Although I loved the flavour and moist softness of the original recipe, I wasn’t terribly happy with the texture that the grated zucchini gave to the cookies. This time I microwaved the zucchini first, covered, for four minutes, which softened it up nicely. Then I ran the zucchini through my blender until it had the consistency of a smoothie. I followed the rest of the recipe to the letter, and it worked out wonderfully. No stringy bits, just fantastic chocolate flavour and moist texture.

My kids prefer this version too. Thing 1 was quite willing to model the non-stringy inside of the cookie for me so long as she got the broken cookie as payment.

Chocolate Fudge Zucchini Cookies

I recently discovered that the Canada Agriculture and Food Museum has a whole list of recipes that it provides free of charge in PDF format. There are a number of what I would consider typical, traditional Canadian dishes on there — but there were also a number I’d never heard of as well. So of course I had to check them out.

I’d been craving sweets, so I decided that the first recipe I’d try from this collection was the Chocolate Fudge Zucchini Cookies. Also, although I didn’t grow any myself this year, zucchini is in season and hence is really affordable at the moment. And wow, was I ever happy with how these cookies turned out! They were soft and moist without falling apart, and incredibly rich. The recipe called for the cookies to be dropped by tablespoons onto the baking pans, but although the composition of the dough was too thick for this and each cookie had to be hand-formed, I don’t think that this affected the final product in a negative way.
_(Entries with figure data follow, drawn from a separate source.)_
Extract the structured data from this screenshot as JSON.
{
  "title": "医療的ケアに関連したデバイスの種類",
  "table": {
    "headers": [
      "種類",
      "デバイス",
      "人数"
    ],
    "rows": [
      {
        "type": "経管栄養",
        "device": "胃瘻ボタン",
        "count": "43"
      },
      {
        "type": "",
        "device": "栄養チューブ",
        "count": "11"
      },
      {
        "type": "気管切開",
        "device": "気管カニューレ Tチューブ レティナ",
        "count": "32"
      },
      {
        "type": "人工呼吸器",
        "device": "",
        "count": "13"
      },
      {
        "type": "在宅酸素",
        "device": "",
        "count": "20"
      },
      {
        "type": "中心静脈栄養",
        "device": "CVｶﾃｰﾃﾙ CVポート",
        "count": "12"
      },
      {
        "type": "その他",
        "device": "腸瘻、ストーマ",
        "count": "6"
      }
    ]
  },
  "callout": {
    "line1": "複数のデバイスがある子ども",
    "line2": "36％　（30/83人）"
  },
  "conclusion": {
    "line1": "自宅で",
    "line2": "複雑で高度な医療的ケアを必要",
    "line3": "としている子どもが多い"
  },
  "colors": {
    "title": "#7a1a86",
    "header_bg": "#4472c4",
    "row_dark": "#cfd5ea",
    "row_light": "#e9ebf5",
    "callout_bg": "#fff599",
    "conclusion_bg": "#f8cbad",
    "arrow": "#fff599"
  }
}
I think that the only thing I’d change about this recipe is how the zucchini is prepared. The recipe calls for it to be finely shredded, but I found that this still left a few stringy bits in the otherwise-soft texture of the cookie. In the future, I might try peeling the zucchini first, or running it through the blender to change the texture. I wouldn’t want to get rid of it, though, as that’s what makes it so moist!